2. Nul n'a besoin d'être convaincu ; le développement exponentiel de l'Internet est en train de changer tant les habitudes et les réflexes de communication que l'organisation des échanges commerciaux. A l'heure actuelle, rares sont les entreprises acceptant encore de se priver de cette opportunité4(*).

3. Internet semble être le phare qui assurera la croissance économique des prochaines années. Son développement outre atlantique dope les cours du Nasdaq5(*) et fait rêver bien des hommes d'affaire lorsqu'ils regardent les cours boursiers des valeurs Internet comme Yahoo ! ou Amazon. Tandis que le continent européen s'éveille peu à peu à cette nouvelle vague, et découvre avec un mélange de plaisir et d'angoisse l'Internet6(*), notre continent semble peu préoccuper par le phénomène, malgré sa présence dans notre quotidien.

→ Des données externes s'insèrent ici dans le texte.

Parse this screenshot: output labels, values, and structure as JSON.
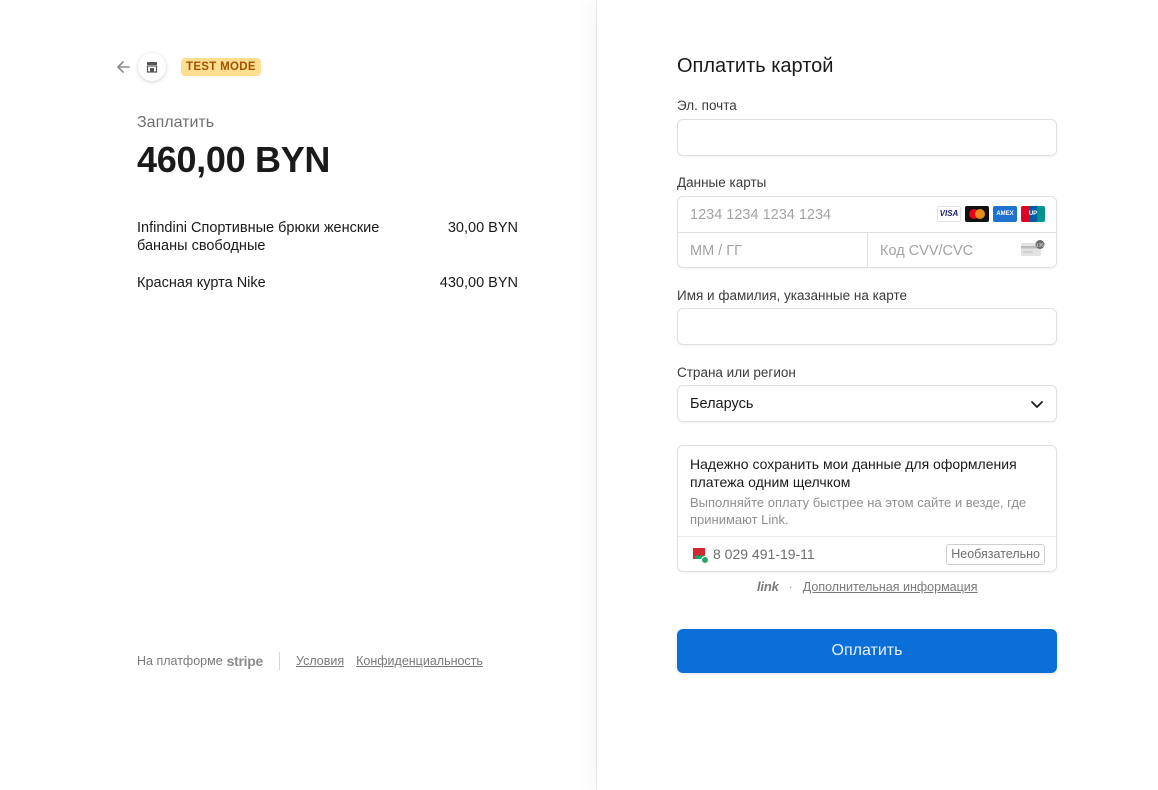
{
  "header": {
    "test_mode_label": "TEST MODE",
    "back_icon": "arrow-left-icon",
    "store_icon": "store-icon"
  },
  "summary": {
    "pay_label": "Заплатить",
    "amount": "460,00 BYN",
    "items": [
      {
        "name": "Infindini Спортивные брюки женские бананы свободные",
        "price": "30,00 BYN"
      },
      {
        "name": "Красная курта Nike",
        "price": "430,00 BYN"
      }
    ]
  },
  "footer": {
    "powered_by": "На платформе",
    "brand": "stripe",
    "terms": "Условия",
    "privacy": "Конфиденциальность"
  },
  "form": {
    "title": "Оплатить картой",
    "email": {
      "label": "Эл. почта",
      "value": ""
    },
    "card": {
      "label": "Данные карты",
      "number_placeholder": "1234 1234 1234 1234",
      "expiry_placeholder": "ММ / ГГ",
      "cvc_placeholder": "Код CVV/CVC",
      "brands": [
        "visa",
        "mastercard",
        "amex",
        "unionpay"
      ],
      "visa_text": "VISA",
      "amex_text": "AMEX",
      "unionpay_text": "UP"
    },
    "cardholder": {
      "label": "Имя и фамилия, указанные на карте",
      "value": ""
    },
    "country": {
      "label": "Страна или регион",
      "value": "Беларусь"
    },
    "link_save": {
      "title": "Надежно сохранить мои данные для оформления платежа одним щелчком",
      "description": "Выполняйте оплату быстрее на этом сайте и везде, где принимают Link.",
      "phone": "8 029 491-19-11",
      "optional_label": "Необязательно"
    },
    "link_footer": {
      "brand": "link",
      "separator": "·",
      "more_info": "Дополнительная информация"
    },
    "submit_label": "Оплатить"
  },
  "colors": {
    "accent": "#0a6fd8",
    "test_mode_bg": "#ffde92",
    "test_mode_text": "#a35300"
  }
}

4. Objet de l'étude. L'étude que nous entreprenons est consacrée à un aspect, à une des multitudes questions auxquelles donne lieu le phénomène de l'Internet: celle de la preuve d'une obligation contractuelle sur le réseau Internet, plus spécifiquement la preuve du contrat de vente en ligne.

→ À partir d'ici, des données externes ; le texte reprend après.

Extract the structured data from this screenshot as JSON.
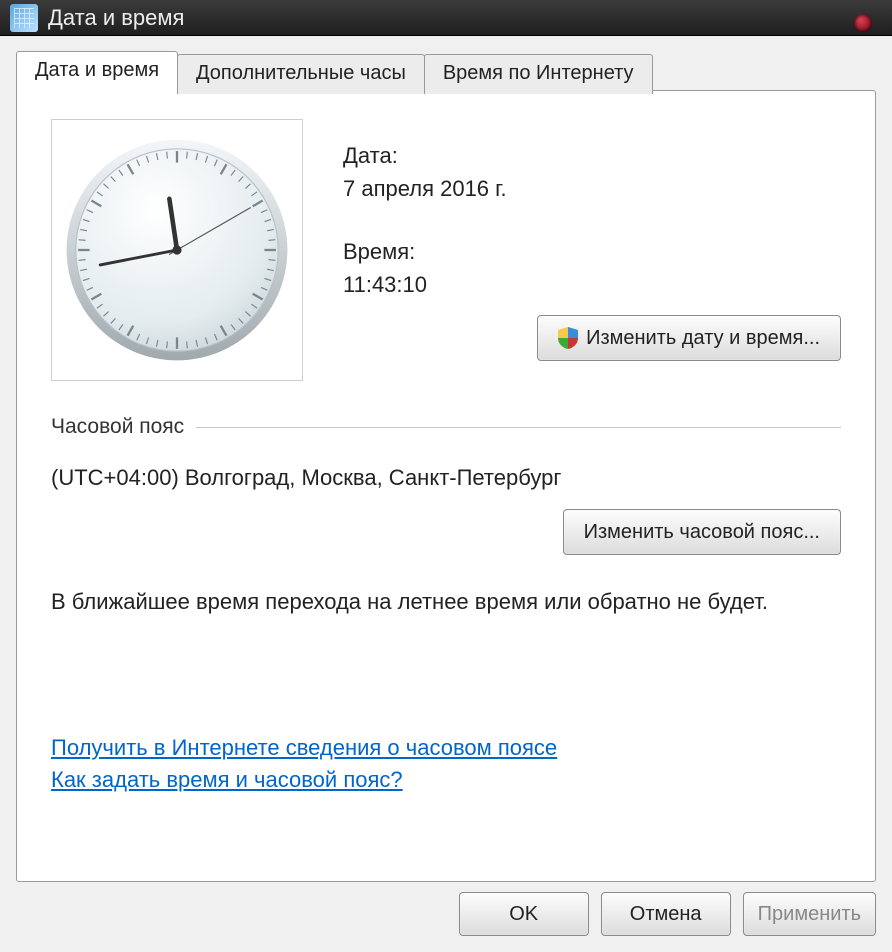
{
  "window": {
    "title": "Дата и время"
  },
  "tabs": {
    "date_time": "Дата и время",
    "additional": "Дополнительные часы",
    "internet": "Время по Интернету"
  },
  "info": {
    "date_label": "Дата:",
    "date_value": "7 апреля 2016 г.",
    "time_label": "Время:",
    "time_value": "11:43:10"
  },
  "clock": {
    "hours": 11,
    "minutes": 43,
    "seconds": 10
  },
  "buttons": {
    "change_datetime": "Изменить дату и время...",
    "change_timezone": "Изменить часовой пояс...",
    "ok": "OK",
    "cancel": "Отмена",
    "apply": "Применить"
  },
  "timezone": {
    "section_label": "Часовой пояс",
    "value": "(UTC+04:00) Волгоград, Москва, Санкт-Петербург",
    "dst_note": "В ближайшее время перехода на летнее время или обратно не будет."
  },
  "links": {
    "tz_info": "Получить в Интернете сведения о часовом поясе",
    "how_set": "Как задать время и часовой пояс?"
  }
}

5. La preuve sur Internet, est une question qui appelle une réflexion approfondie de la part des juristes. Pour notre part, nous avons décidé de contribuer à la réflexion, en nous limitant, cependant, à la vente. La vente a été choisie comme objet d'étude, parce qu'Internet est pour elle un terrain fertile. « Ceux qui ont des biens à vendre n'ont jamais eu un aussi grand bassin de clients potentiels ni un moyen aussi efficace de les atteindre, et ces derniers n'ont jamais eu, et de façon si accessible, tant de choix »7(*). Du point de vue juridique, elle présente également un attrait. En effet, « c'est dans la vente que l'homme sent aujourd'hui le plus intensément l'acte de contracter »8(*).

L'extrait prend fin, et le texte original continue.